Open sanketsans opened 1 year ago
hello, I was wondering if you could run this code? I find the code have some bugs.
me too, when I tried to run train code with AVA dataset using MVIT_16X4.yaml file, I got an error getting unexpected keyword argument 'drop_rate'. And also having trouble downloading Something-Something V2 and SomethingElse dataset cause it has 503 error on its downloading webpage. Is there any way to solve these issues??
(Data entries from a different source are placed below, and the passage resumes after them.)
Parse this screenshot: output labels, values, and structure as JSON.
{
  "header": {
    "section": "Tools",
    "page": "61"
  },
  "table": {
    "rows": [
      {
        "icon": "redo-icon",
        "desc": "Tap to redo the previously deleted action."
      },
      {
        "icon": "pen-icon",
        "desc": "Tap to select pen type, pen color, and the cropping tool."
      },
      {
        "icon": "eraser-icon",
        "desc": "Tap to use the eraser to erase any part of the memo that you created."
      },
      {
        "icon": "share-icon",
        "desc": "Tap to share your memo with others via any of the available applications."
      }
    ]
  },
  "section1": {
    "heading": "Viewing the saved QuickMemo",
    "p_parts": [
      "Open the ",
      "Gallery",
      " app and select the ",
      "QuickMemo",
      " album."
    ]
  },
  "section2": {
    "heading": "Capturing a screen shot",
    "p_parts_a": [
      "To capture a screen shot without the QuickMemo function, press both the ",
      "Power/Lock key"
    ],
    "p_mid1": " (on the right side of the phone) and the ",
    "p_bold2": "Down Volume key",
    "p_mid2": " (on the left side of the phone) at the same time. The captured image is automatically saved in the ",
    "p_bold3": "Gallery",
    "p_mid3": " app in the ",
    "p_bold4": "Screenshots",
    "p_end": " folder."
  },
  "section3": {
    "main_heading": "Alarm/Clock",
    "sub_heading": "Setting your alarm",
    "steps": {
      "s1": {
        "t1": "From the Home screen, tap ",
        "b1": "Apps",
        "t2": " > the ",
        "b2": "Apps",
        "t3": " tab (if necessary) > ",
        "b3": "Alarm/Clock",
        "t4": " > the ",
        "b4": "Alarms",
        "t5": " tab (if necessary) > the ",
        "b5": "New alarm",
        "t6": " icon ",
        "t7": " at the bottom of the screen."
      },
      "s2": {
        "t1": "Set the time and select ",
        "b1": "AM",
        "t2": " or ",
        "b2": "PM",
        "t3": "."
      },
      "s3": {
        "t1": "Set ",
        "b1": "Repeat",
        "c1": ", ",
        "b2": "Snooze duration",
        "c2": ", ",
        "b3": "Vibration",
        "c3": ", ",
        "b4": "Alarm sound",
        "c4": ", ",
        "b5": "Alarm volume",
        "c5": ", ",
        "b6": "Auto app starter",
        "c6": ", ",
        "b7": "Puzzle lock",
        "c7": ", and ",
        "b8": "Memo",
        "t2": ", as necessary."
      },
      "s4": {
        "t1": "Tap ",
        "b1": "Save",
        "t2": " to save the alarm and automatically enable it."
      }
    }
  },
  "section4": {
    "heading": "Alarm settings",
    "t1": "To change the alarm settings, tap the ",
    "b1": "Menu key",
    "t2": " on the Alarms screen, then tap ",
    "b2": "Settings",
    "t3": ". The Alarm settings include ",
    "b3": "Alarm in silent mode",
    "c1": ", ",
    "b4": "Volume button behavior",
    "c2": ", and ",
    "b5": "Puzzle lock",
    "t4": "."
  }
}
Hello, In the paper, it is mentioned that the in the ORVIT block the object region attention is carried out by different q, k and v values i.e; q is set to the patch tokens and k,v are set as the concatenated tokens from the patches and the object regions.
X = THWd , C = T(HW+O)d
So, in the object-region attention; it should be (acc to the paper) : Q = XWq; k = CWk; V = CWv
However, in the code, I realize that the concatenated tokens are being passed to the trajectory attention module. https://github.com/eladb3/ORViT/blob/3bfd2c707293f3187337cacdcf0ce538986627d8/slowfast/models/ORViT/orvit.py#L149
Also, in the trajectory attention module, https://github.com/eladb3/ORViT/blob/3bfd2c707293f3187337cacdcf0ce538986627d8/slowfast/models/attention.py#L479 , the q, k and v values are set as identical to the ones from the concatenated tokens.
Can you please help me explain this ? I cant seem to find where the original patch tokens are set to the q for the trajectory attention mechanism.
Thanks :)